The Herald, Sharon, PA Published Saturday, August 3, 2002

STONEBORO


Heat
killed
Miller

By Sherris Moreira-Byers

Herald Staff Writer

Heat stroke caused the death of a Rhodes scholar from Stoneboro who died during an Army training exercise a month ago at Fort Benning, Ga., according to autopsy results.

2nd Lt. Zachariah R. Miller, 22, was found dead at 8 p.m. July 1 while on a land navigation training exercise with the 75th Ranger Regiment Training Detachment, according to fort spokeswoman Monica Manganaro last month.

According to reports, the Armed Forces Institute of Pathology in Washington, D.C., determined that Miller died of heat stroke.

The land navigation exercise began at about 9:30 a.m. July 1 and Miller was last seen alive at about 1:30 p.m., and when he failed to meet a deadline, a search crew was dispatched and found Miller's body at about 8 p.m., Army officials said a month ago.

The National Weather Service said that the temperature at noon on July 1 was 88 degrees and that the humidity was at 55 percent.
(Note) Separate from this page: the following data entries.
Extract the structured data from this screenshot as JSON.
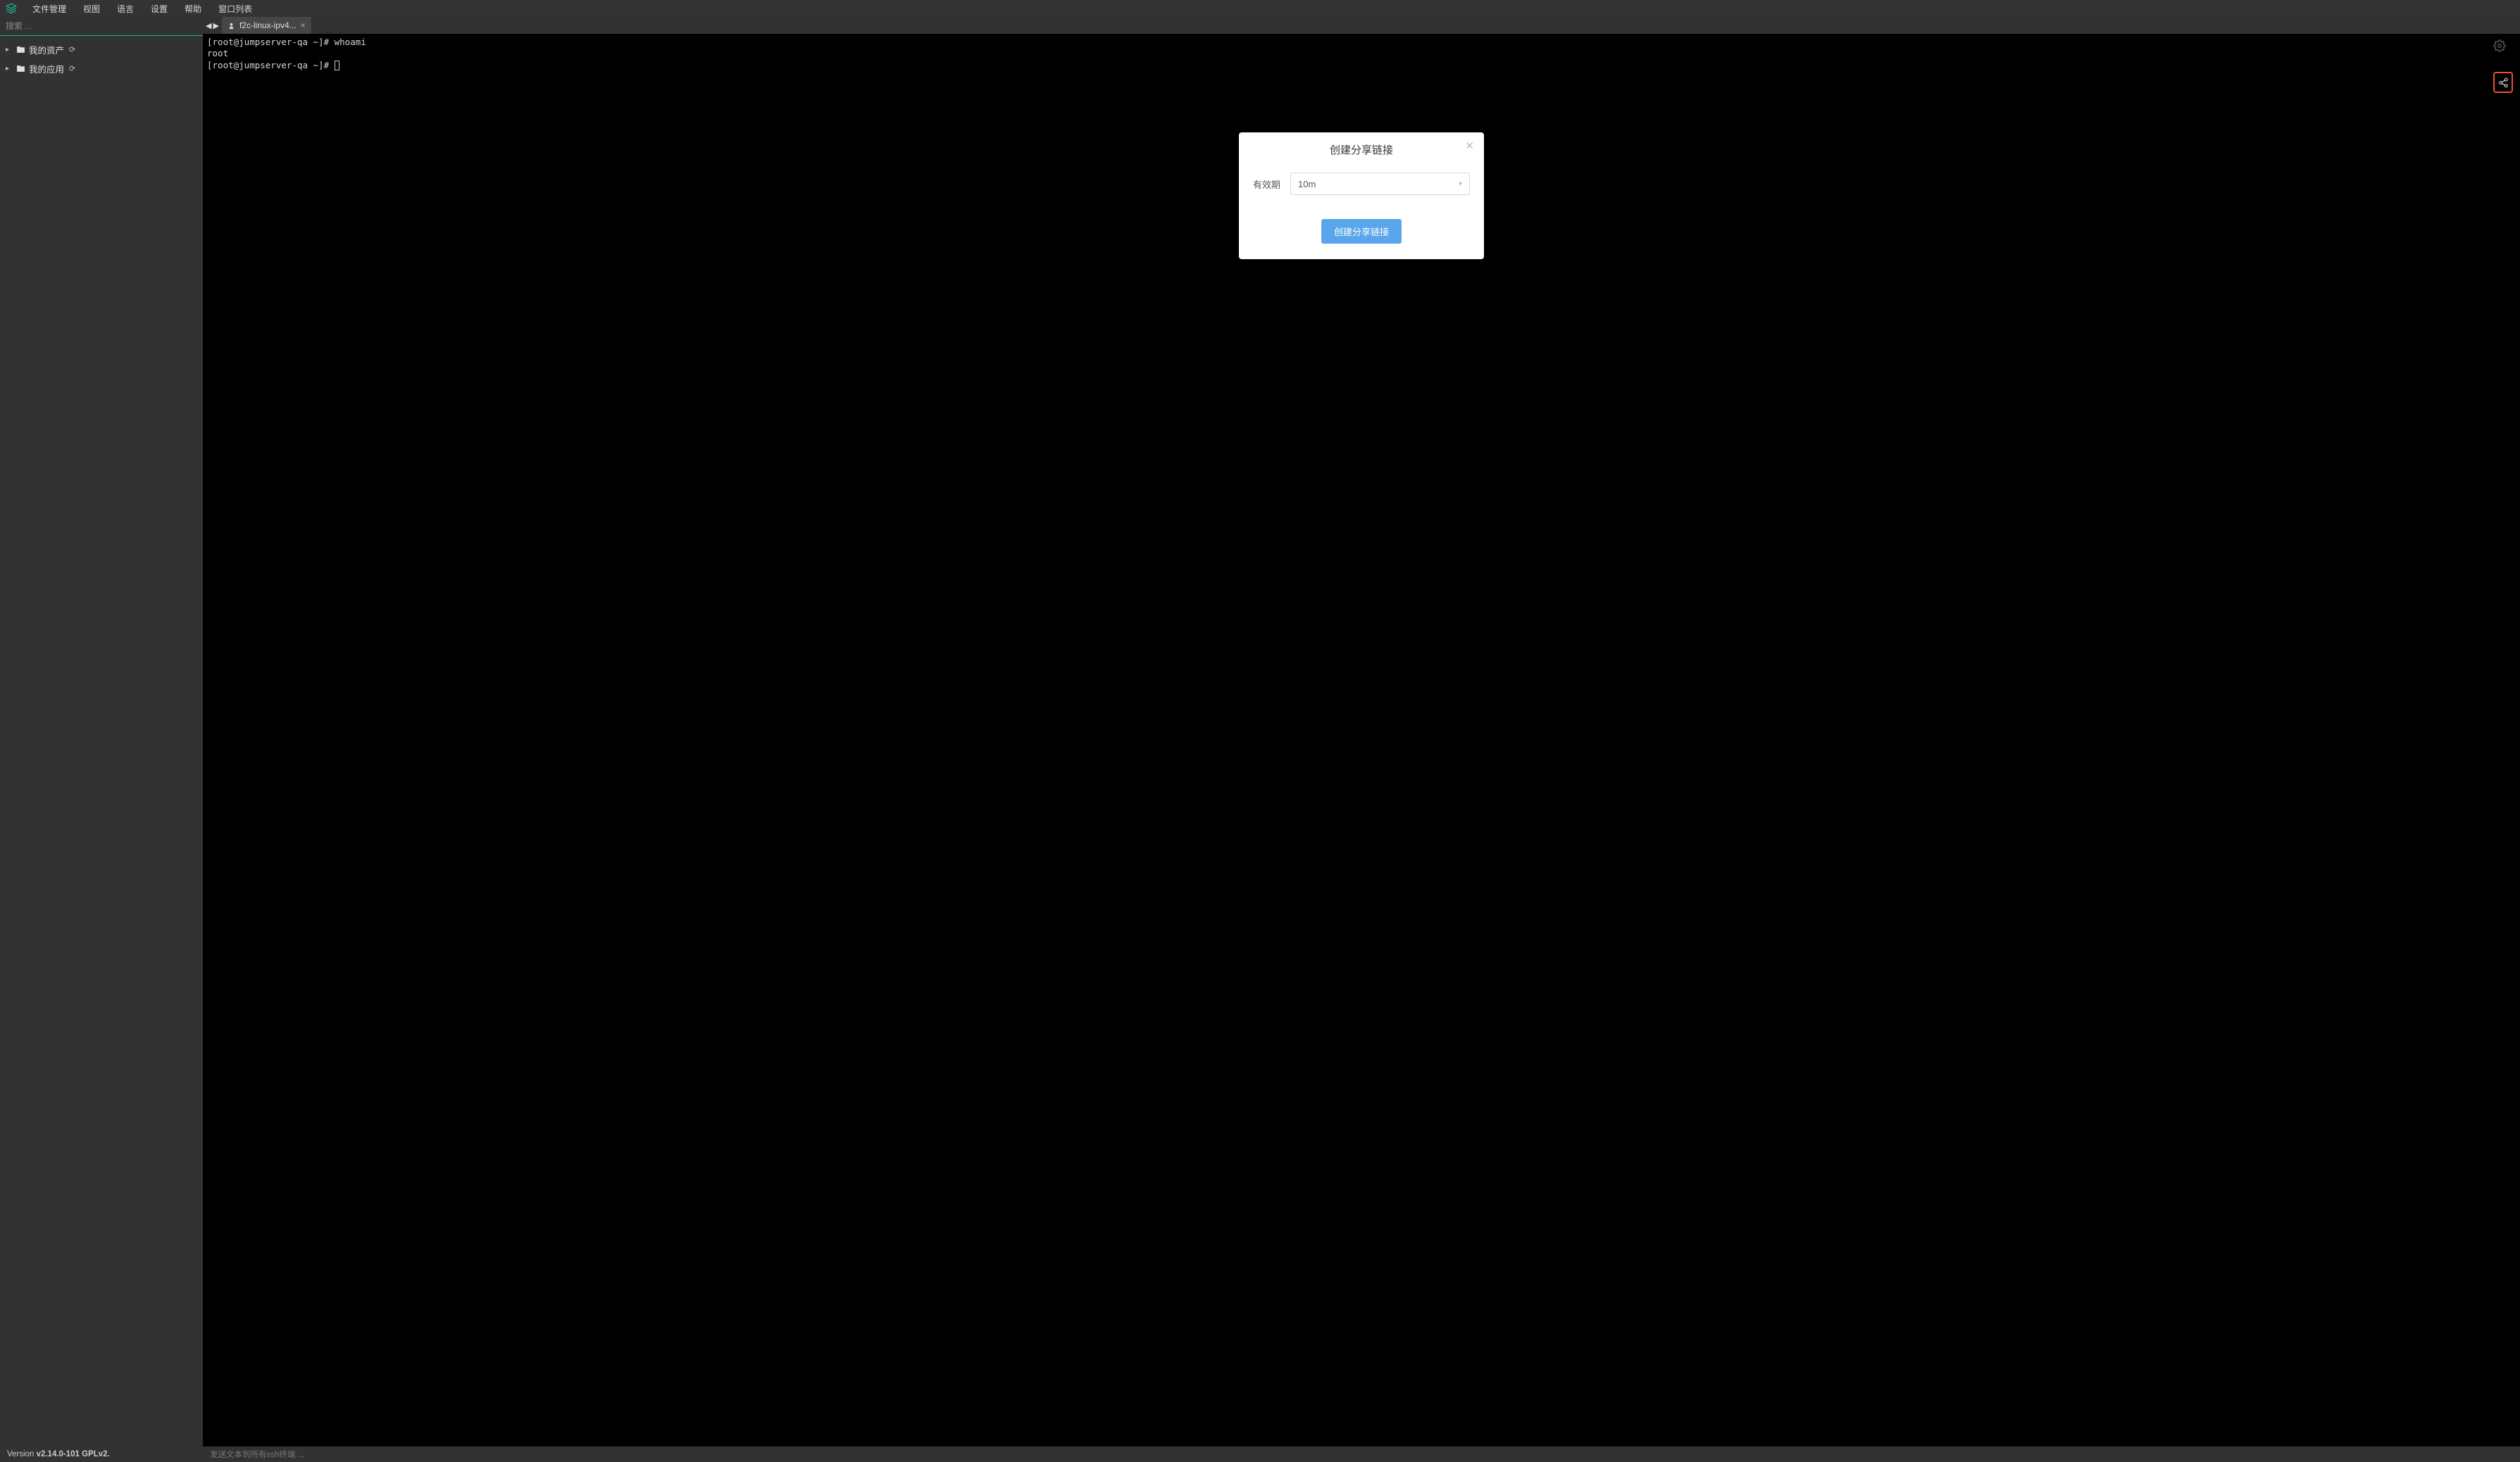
{
  "topmenu": {
    "items": [
      "文件管理",
      "视图",
      "语言",
      "设置",
      "帮助",
      "窗口列表"
    ]
  },
  "sidebar": {
    "search_placeholder": "搜索 ...",
    "tree": [
      {
        "label": "我的资产"
      },
      {
        "label": "我的应用"
      }
    ]
  },
  "tab": {
    "label": "f2c-linux-ipv4..."
  },
  "terminal": {
    "line1": "[root@jumpserver-qa ~]# whoami",
    "line2": "root",
    "line3": "[root@jumpserver-qa ~]# "
  },
  "modal": {
    "title": "创建分享链接",
    "expire_label": "有效期",
    "expire_value": "10m",
    "confirm": "创建分享链接"
  },
  "footer": {
    "version_prefix": "Version ",
    "version_bold": "v2.14.0-101 GPLv2.",
    "sendall": "发送文本到所有ssh终端 ..."
  }
}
Bill Graves, a fort public affairs spokesperson and assistant editor of the fort's newspaper, The Bayonette, said Miller's cause of death was dehydration.

"It is pretty high-speed training, but they have instructions to make sure they (the soldiers) receive the fluids they need," Graves said.

Miller was valedictorian of the class of 1998 at Lakeview High School. In December, Miller was selected as a Rhodes scholar, which entitled him to study for two years at Oxford University in England, where he planned to study politics, philosophy and economics beginning in October. He had graduated June 1 as an honors graduate from the United States Military Academy at West Point.

"It was a tragic loss," his father, Keith R. Miller, said Friday evening.

The Associated Press and the Ledger Enquirer of Columbus, Ga., contributed to this story.